Exkaldi Numpy achivements can be transformed back to Bytes achivements easily. 

In [20]:
feat.to_bytes()

<exkaldi.core.achivements.BytesFeature at 0x7f261db74f98>

Exkaldi Numpy achivements can also be saved to .npy file with a specified format.

In [21]:
tempFile = os.path.join(dataDir, "exp", "mfcc.npy")

feat.save(tempFile)

'../examplesdata/librispeech_dummy/exp/mfcc.npy'

In [22]:
del feat

And load it into memory again.

In [23]:
feat = exkaldi.load_feat(tempFile, name="mfcc")

In [24]:
os.remove(tempFile)

Besides __NumpyFeature__ class, these classes hold Kaldi achivements in Numpy format.

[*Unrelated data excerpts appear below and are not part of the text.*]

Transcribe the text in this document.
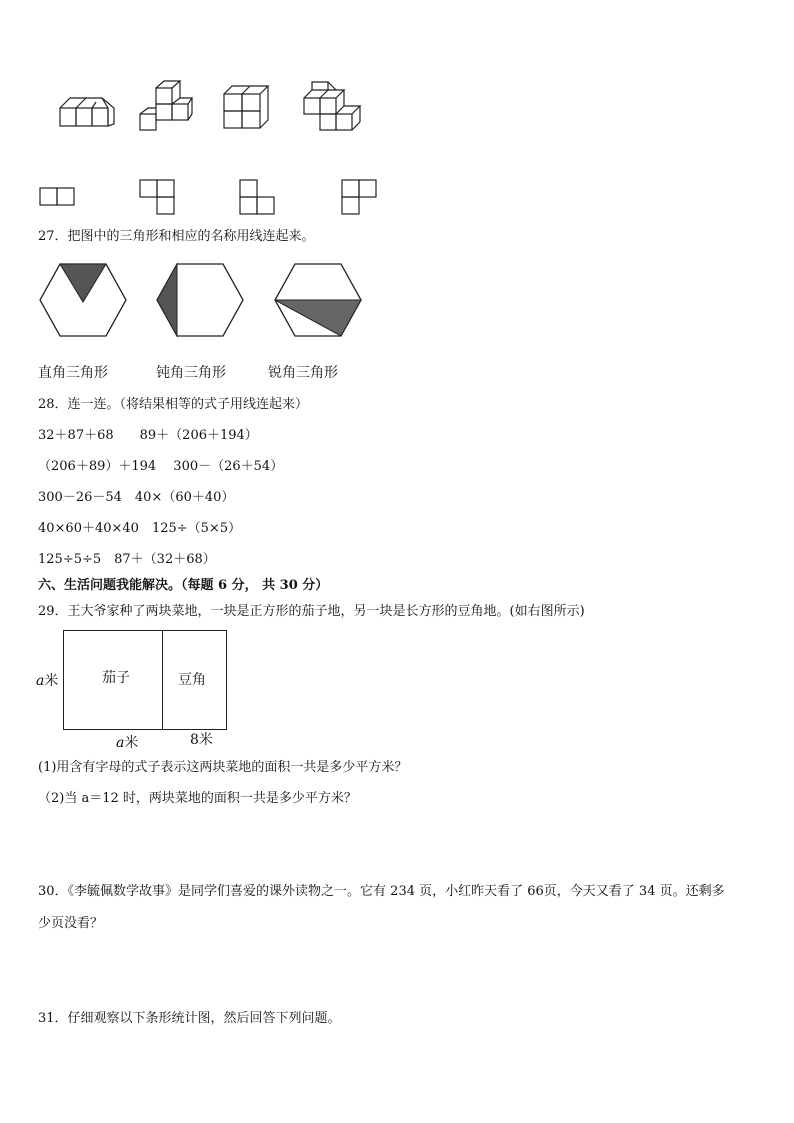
27．把图中的三角形和相应的名称用线连起来。
直角三角形	钝角三角形	锐角三角形
28．连一连。（将结果相等的式子用线连起来）
32＋87＋68　　89＋（206＋194）
（206＋89）＋194　 300－（26＋54）
300－26－54　40×（60＋40）
40×60＋40×40　125÷（5×5）
125÷5÷5　87＋（32＋68）
六、生活问题我能解决。（每题 6 分， 共 30 分）
29．王大爷家种了两块菜地，一块是正方形的茄子地，另一块是长方形的豆角地。(如右图所示)
a米	茄子	豆角
a米	8米
(1)用含有字母的式子表示这两块菜地的面积一共是多少平方米？
（2)当 a＝12 时，两块菜地的面积一共是多少平方米？
30．《李毓佩数学故事》是同学们喜爱的课外读物之一。它有 234 页，小红昨天看了 66页，今天又看了 34 页。还剩多
少页没看？
31．仔细观察以下条形统计图，然后回答下列问题。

__NumpyCMVNStatistics__: to hold CMVN statistics data.

__NumpyProbability__:  to hold NN output data.

__NumpyAlignment__:  to hold Users' own Alignment data.

__NumpyAlignmentTrans__:  to hold Transition-ID alignment.

__NumpyAlignmentPhone__:  to hold Phone-ID alignment.

__NumpyAlignmentPdf__:  to hold Pdf-ID alignment.

They have similar properties as NumpyFeature. We will introduce them in the next steps.